Майор пошел пятнами от волнения: «Черт меня дернул рассуждать, – ругал он себя. – Наше дело маленькое – выполнять команду…»
– Ваше превосходительство, вы меня не так поняли, – дрожащим голосом залепетал офицер. – Все будет сделано, не извольте беспокоиться, – лакейски согнул он спину.
– Так-то лучше! – успокоился Ромашов. – А то полагать вздумал…
Майор вдруг покрылся липким потом.
– Сделаешь все удачно, станешь подполковником. Лично ходатайствовать буду, – поднялся, закончив разговор, генерал.
«Седой уже, а Бога не боится! – выходя из кабинета, думал майор. – Но ничего, грех не на мне – на нем!»
На поле боя опустился туман. Солнце, удовлетворив свое любопытство, занавесилось тучами. Стало влажно и зябко. В палатке полковника, как старшего по званию, шло совещание. Присутствовали Рубанов и артиллерийский капитан.
– Уже три часа пополудни, – как ребенок, радовался полковник, – везет так везет! Французы думают, что тут основные силы, а получив, в придачу, по носу, осторожничают и серьезно готовятся к делу, – на одном дыхании выпалил он. – Благодаря туману, – перекрестился полковник на угол палатки, – они и вовсе ничего не различат… Дабы ввести врага в заблуждение еще больше, предлагаю разделиться на две части, – внимательно осмотрел присутствующих, следят ли они за ходом его мыслей. – Батарею, роту пехоты и пол-эскадрона оставим здесь, а остальными силами отступим на пару верст к мосту и займем оборону там… А то вдруг решат обойти с флангов, ежели дознаются, что нас тут мало?..
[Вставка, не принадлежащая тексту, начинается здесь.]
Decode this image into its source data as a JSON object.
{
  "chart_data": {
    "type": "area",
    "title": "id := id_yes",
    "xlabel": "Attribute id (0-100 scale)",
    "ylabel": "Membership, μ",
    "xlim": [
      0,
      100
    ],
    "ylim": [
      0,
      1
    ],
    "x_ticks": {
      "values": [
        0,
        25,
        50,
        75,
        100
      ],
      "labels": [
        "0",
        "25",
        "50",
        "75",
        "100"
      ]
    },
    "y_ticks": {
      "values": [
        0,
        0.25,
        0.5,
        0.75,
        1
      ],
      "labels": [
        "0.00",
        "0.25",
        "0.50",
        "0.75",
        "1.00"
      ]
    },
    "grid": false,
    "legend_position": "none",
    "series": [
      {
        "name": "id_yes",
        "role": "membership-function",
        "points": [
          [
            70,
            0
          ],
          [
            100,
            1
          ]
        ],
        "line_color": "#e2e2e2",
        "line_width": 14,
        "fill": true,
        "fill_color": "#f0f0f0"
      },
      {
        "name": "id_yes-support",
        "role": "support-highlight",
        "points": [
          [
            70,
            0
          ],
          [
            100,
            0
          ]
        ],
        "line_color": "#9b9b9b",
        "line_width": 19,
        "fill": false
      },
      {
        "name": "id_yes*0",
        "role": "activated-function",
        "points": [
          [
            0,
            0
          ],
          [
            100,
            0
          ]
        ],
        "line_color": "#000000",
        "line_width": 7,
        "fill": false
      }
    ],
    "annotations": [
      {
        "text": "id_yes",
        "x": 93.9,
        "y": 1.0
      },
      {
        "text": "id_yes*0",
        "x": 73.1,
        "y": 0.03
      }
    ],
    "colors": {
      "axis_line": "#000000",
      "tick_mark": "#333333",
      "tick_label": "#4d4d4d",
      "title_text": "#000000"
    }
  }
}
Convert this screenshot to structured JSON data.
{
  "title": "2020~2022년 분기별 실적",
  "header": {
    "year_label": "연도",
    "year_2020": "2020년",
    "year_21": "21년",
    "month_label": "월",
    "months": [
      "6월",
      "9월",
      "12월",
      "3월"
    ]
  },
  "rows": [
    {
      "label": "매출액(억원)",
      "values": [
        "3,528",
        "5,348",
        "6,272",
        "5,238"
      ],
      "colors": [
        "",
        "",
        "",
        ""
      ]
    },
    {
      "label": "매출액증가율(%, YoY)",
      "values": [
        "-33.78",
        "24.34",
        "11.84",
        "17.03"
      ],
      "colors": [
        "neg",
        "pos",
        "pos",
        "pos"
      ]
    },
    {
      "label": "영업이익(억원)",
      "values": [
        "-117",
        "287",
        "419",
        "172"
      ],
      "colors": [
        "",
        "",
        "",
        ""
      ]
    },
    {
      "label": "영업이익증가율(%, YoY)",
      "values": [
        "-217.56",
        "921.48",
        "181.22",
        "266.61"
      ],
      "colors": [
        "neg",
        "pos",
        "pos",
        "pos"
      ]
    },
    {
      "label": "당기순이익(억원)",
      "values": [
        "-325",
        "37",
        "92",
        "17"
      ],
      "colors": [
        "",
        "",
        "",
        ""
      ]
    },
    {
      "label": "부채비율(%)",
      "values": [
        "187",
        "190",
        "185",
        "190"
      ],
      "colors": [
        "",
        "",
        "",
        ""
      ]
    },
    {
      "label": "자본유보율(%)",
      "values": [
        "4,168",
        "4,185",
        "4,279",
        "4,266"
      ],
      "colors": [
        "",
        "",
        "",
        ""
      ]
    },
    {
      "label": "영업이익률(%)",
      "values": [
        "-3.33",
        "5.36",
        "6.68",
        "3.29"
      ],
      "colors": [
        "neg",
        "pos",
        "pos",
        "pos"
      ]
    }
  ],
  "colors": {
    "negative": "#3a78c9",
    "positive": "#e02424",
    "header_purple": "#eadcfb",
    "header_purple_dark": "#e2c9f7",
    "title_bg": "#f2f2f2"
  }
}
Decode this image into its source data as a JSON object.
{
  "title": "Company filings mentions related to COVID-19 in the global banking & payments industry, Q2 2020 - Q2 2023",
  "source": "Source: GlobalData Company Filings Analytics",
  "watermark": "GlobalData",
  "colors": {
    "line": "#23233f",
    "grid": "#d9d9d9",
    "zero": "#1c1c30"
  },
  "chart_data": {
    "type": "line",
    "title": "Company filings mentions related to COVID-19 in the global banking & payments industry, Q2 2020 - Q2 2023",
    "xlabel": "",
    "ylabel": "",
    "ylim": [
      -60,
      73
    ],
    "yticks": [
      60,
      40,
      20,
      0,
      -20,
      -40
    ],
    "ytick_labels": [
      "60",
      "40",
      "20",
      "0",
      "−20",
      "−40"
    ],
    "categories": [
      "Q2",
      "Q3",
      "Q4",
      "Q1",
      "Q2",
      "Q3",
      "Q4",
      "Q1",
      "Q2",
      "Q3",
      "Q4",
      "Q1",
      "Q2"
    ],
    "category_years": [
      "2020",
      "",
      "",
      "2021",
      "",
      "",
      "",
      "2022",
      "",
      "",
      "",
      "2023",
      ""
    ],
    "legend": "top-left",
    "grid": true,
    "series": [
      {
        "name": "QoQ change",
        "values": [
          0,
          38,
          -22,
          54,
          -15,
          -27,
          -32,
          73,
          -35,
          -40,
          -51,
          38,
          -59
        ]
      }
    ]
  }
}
Рубанову предложение пришлось по душе. Он даже пожалел, что сам не додумался до этого.
Артиллерийский капитан стал сомневаться.
– А как потом я вывезу пушки? Ведь нас непременно окружат…
– Да забудьте вы про свои пушки! – злился полковник. – Наша задача врага задержать, потом вывести людей через мост и взорвать его… А пушками придется пожертвовать!
– Да вы что?! – взвился капитан. – Я с подпоручиков с этими пушками воюю, они мне семью заменяют, а вы – пожертвовать… Буду сражаться, – решил он, – а там – как карта ляжет… Правильно, ротмистр? Так гусары говорят? – невесело засмеялся капитан.
Рубанов с уважением глянул на него и пожалел, что прогнал от цыган: «Какие к черту цыгане! – одернул себя. – Прямо помешался на них». Однако ему захотелось сделать что-нибудь приятное для этого немолодого уже офицера.
– Господа! – произнес он. – У меня осталось немного вина, давайте выпьем за удачу и пожмем друг другу руки… Вдруг больше не увидимся?
– Да полно вам, ротмистр, – вздохнул старичок полковник. Он-то точно знал, что это его последний бой…
Попрощавшись с полковником, Рубанов и капитан вышли из палатки. Гусар птицей взлетел в седло, в отличие от артиллериста, с трудом просунувшего ногу в стремя и долго подпрыгивавшего на другой… Наконец, приноровившись, он все же взгромоздился на свою смирную лошадь.
«Кобыла, полагаю, ему тоже досталась вместе с пушками в дни зелёной юности, – без насмешки, доброжелательно подумал Рубанов, разглядывая понуро бредущую клячу с задумчиво трясущейся нижней губой. – О чем, интересно, мечтают лошади? – стал отвлекать себя от предстоящего боя. – Эта старуха, – снова глянул на капитанскую кобылу, – о жеребце, конечно, не мечтает, – развеселился он. – Ей бы сенца посочнее да мерина поспокойней и поскучнее, – засмеялся ротмистр. – Боже, даже в рифму заговорил».